Maybe it doesn’t sound like an act of heroic courage to sit in a room alone and record yourself singing so that your voice can be electronically joined with other voices, carefully crafted to create an anthem for Sunday worship, but trust me, that is not an easy thing to do. It takes guts and creativity and faithfulness, and I’m extremely grateful to them all.

And, of course, it isn’t just the choir and our music leaders who have had to pivot and respond with grace to constantly changing circumstances. It is the altar guild, members of Caring Ministries, the Vestry, the Ministry Council leaders, and so many more of you. As I said in my email on Wednesday, it is every one of you who just keeps showing up as best you can, in whatever way you can, and as often as you can. And, again, I want to acknowledge you and thank you.

The importance of just showing up, of just doing what you can do, was the message shared by Mychal Judge, a Franciscan friar and chaplain to the Fire Department of New York, who died on September 11, 2001, as he was offering prayers and assistance to people in the midst of the disaster. In a speech he gave to firefighters the day before, he said, “You do what God has called you to do. You show up, you put one foot in front of the other, and you do your job, which is a mystery and a surprise. You have no idea, when you get in that rig, what God is calling you to. But he needs you . . . so keep going. Keep supporting each other. Be kind to each other. Love each other. Work together. What a blessing that is.”

Mychal Judge has become known as the saint of 9/11, but it turns out that on that day twenty years ago he was pretty much doing what he always did. He had been caring for others with great compassion and courage for many years. He was a Catholic priest who participated in the New York City Pride parade and helped found a ministry for people with AIDS in the early days of that epidemic. This was not an easy or popular thing for him to do, but those who knew him said it was just part of who he was.
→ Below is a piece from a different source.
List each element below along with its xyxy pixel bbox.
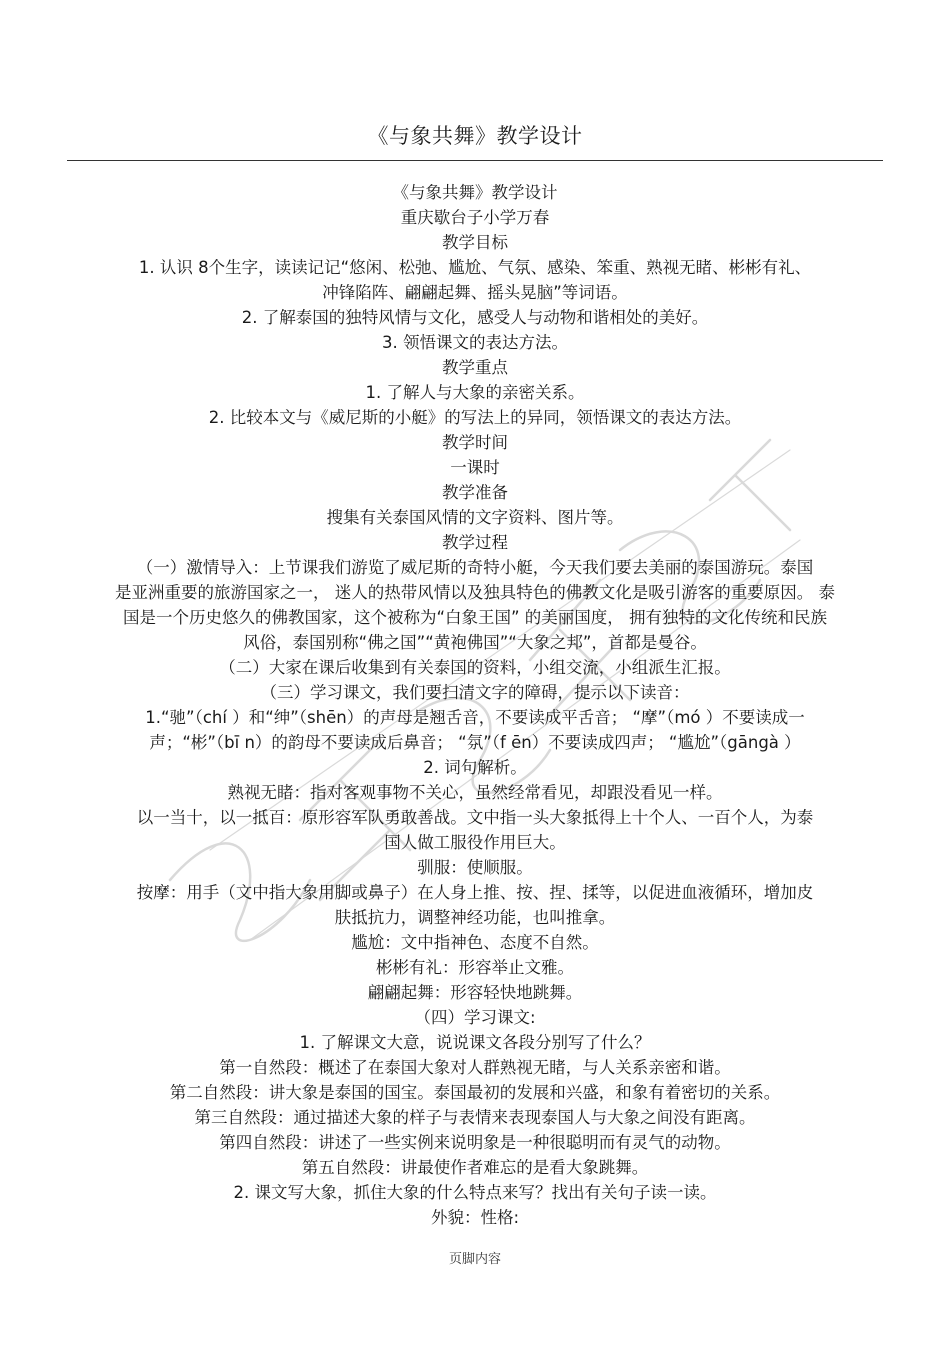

Caring for the marginalized and vulnerable day after day, year after year, was how Mychal Judge lived his life. I don’t know if he saw that as taking up his Cross or just following Jesus, but the truth is they are one and the same. And, more than likely, it was living that cross-shaped life day in and day out that made it possible for him to make the ultimate sacrifice on 9/11. He was just showing up where he was needed, like he always did.

Mychal Judge was administering last rites when he died.

Jesus was never one to turn away from the hard things in life, and he did not want us to turn away from them either. But he never said we would have to face them alone, either. Because we don’t. We have each other. We have the church and the sacraments, Scripture and song and stories. We are part of a community that knows how to pull together and learn and grow and do hard things.

So let’s embrace this moment, not disregarding our disappointments and hurts, but acknowledging them together, leaning on one another, and moving forward. In the words of Mychal Judge, let’s “keep going. Keep supporting each other. Be kind to each other. Love each other. Work together.” Because, indeed, for all of us, what a blessing that is. Amen.